First of all Joe was perhaps the most common name, actually shortened name, in those times, Joseph being the most common Christian name. Joe in turn became and still is a name used to refer to any man. As in "he's a regular joe". Add in that in Mexico calling him Joe would likely be used precisely for someone who has no name because it designated him with a generic American label.

So a loose reference to some character as Joe doesn't even begin to establish that his given name was Joseph. SO there's that.

I do not agree that the Eastwood characters in the trilogy were meant to be the same person. The similarity of the characters is of course a given, but that mere similarity does not make them the same.

For exampe at the end of For a Few Dollars More we can expect the protagonist to come away with a bounty of nearly $30,000, which in those days was more than enough to set him up in a variety of lines of business that would no longer require bounty hunting. Yet in TGTBTU he and Tuco begin the film apparently living not much more than deal to deal involving turning Tuco in. For that matter his whole manner of going about his business is totally different, in effect defrauding those who he turns Tuco over, only to free him later.

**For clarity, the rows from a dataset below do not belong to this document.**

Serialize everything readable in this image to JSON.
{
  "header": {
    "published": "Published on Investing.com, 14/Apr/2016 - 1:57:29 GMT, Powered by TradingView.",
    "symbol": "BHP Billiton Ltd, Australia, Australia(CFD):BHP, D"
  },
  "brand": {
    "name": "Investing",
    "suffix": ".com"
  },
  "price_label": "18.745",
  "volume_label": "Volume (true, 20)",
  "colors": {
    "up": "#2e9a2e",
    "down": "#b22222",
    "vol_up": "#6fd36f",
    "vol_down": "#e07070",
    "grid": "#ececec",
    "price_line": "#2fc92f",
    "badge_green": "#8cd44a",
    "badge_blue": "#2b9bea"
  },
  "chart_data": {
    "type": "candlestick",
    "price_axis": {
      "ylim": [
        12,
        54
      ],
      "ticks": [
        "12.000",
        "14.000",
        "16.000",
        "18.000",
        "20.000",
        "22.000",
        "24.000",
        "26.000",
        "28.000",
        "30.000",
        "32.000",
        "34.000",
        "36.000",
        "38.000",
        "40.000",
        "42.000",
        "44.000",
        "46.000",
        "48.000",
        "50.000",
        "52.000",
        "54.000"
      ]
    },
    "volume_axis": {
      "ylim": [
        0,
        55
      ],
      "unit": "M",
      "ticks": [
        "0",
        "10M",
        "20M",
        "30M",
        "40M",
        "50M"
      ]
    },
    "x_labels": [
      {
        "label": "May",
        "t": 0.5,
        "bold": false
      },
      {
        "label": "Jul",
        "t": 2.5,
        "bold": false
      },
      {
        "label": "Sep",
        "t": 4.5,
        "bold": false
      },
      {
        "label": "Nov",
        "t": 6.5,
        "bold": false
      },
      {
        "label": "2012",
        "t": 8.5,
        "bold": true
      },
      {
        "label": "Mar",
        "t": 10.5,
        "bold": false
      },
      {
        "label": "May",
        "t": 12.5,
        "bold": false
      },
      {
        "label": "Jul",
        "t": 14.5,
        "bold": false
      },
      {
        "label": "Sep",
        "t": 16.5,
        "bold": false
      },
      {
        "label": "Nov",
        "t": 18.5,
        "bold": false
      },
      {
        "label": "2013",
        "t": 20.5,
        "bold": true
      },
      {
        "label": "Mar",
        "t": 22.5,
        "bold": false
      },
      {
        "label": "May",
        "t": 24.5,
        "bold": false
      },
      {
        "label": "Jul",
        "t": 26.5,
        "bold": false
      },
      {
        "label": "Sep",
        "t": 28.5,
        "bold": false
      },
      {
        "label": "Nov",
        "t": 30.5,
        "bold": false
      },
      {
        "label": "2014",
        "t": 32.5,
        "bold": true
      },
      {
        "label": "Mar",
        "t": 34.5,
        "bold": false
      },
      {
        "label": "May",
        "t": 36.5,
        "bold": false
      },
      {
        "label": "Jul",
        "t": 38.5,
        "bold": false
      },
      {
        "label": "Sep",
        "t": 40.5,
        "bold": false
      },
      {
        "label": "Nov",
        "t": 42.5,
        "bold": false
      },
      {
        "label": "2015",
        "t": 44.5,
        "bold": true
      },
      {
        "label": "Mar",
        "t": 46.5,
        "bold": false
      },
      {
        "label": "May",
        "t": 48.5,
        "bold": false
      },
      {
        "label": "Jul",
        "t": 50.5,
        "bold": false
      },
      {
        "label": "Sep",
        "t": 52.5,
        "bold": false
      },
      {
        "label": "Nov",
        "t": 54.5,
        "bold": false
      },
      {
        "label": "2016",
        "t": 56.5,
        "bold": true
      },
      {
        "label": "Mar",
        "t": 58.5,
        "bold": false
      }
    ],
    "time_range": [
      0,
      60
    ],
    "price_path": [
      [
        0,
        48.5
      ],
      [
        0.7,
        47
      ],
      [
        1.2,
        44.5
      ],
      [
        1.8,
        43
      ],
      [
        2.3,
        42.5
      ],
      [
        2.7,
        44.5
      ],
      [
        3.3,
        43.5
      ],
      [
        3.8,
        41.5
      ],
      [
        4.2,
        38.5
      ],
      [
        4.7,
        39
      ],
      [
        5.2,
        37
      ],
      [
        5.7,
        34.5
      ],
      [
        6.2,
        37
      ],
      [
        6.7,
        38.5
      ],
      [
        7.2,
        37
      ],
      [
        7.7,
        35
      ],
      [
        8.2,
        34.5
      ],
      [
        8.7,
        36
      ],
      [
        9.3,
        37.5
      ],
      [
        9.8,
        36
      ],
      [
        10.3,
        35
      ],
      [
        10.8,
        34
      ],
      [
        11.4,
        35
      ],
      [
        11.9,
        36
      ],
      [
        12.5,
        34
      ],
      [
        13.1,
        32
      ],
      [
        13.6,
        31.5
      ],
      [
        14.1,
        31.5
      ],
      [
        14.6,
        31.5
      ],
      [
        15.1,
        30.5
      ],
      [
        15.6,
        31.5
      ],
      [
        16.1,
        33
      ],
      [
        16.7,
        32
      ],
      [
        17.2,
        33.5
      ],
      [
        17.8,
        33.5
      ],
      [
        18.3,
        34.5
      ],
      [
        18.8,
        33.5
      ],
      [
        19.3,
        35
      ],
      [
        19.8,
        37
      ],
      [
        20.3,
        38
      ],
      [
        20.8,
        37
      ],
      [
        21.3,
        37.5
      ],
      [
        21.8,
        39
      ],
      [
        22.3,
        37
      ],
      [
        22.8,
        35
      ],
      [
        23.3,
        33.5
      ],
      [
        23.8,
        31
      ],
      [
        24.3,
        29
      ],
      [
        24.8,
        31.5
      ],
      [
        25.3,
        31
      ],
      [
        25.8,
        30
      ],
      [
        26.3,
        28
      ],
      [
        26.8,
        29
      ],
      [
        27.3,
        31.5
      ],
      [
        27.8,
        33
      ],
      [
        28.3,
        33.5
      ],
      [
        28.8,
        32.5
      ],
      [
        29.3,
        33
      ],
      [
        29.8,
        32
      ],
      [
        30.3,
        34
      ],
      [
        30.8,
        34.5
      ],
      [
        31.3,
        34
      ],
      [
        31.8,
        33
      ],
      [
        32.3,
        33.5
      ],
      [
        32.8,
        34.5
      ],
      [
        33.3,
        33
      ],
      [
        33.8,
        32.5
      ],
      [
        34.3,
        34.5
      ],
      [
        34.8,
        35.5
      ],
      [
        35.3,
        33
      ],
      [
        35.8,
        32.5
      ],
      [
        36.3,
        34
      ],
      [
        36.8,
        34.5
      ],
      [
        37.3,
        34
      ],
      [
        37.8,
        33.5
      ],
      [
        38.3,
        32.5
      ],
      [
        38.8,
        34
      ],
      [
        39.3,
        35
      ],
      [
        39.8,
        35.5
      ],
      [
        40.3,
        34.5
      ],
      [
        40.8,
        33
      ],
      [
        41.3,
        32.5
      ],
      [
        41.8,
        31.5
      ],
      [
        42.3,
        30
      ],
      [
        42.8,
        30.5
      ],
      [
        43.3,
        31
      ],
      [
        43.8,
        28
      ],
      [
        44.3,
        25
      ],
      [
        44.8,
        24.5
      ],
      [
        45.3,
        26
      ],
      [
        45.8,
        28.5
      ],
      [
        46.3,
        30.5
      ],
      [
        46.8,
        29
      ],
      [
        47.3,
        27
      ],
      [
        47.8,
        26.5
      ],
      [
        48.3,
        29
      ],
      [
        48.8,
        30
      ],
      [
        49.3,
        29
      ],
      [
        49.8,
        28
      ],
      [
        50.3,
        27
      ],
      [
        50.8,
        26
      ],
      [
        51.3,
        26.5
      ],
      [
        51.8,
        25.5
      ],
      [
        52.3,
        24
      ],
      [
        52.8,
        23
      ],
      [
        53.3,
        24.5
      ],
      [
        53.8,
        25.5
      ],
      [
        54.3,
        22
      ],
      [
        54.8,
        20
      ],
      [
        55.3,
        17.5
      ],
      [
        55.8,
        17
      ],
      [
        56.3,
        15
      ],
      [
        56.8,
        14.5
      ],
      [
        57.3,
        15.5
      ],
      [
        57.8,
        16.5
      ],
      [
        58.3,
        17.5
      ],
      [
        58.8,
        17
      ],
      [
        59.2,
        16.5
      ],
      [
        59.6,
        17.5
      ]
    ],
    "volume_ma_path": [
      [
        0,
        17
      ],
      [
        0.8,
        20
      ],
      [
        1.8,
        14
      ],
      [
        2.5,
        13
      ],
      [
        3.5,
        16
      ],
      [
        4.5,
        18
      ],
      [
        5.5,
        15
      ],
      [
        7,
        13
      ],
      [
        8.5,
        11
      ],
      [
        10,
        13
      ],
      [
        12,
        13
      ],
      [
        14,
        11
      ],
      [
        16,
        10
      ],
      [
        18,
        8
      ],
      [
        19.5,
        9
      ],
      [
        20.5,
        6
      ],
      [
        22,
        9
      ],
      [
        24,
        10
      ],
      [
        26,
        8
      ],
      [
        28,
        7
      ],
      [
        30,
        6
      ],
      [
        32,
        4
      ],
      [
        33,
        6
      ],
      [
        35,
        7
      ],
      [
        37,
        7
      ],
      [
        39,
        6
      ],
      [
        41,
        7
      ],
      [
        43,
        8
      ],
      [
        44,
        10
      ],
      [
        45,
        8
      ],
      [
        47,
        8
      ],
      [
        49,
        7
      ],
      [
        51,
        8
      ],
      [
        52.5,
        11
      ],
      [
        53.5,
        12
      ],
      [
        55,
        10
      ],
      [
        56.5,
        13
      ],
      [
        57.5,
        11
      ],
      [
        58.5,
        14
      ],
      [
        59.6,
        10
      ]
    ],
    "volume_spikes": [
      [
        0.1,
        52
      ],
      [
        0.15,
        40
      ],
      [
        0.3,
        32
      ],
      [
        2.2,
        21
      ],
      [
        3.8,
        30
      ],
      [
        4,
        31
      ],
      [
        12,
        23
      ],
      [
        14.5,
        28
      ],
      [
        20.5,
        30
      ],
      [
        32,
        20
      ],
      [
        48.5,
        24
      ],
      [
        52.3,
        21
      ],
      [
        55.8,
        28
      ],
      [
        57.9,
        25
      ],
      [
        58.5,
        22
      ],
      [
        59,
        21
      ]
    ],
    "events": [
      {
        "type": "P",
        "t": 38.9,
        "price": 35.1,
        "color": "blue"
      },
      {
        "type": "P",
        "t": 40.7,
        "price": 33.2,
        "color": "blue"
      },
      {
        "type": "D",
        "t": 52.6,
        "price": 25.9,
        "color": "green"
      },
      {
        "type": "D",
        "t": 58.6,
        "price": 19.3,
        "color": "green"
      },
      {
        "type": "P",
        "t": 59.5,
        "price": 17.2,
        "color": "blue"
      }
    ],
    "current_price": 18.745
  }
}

In fact I think it likely that the events that occured in For a Few Dollars More occurred sometime after 1873, when El Paso was first incorporated, and 1881, when the railroad first arrived in town. I say this because obviously a major bank was put in El Paso, why would it be before the town was formally incorporated? That alone means that the events there probably occurred ten years after The Good The Bad and The Ugly. Concededly A Fistful of Dollars is of a generally indeterminate time period, except that the presence of US troops near a border with Mexico would limit it to probably after the US Civil War.

Other Eastwood westerns did not make use of the man with no name concept in quite the same way. While High Plains Drifter's protagonist is not named, I happen to be one who thinks he is the reincarnation of Marshall Duncan. Josey Wales obviously does not apply, and neither does the Wiliam Munny character in Unforgiven. Hang Em High his character is explicitly called Jed Cooper. The sole exception in post trilogy films is Pale Rider, but that character I think has more similarity to that in High Plains Drifter, that being a returning avenging specter come to life.

What then is the point of having a character that is not named?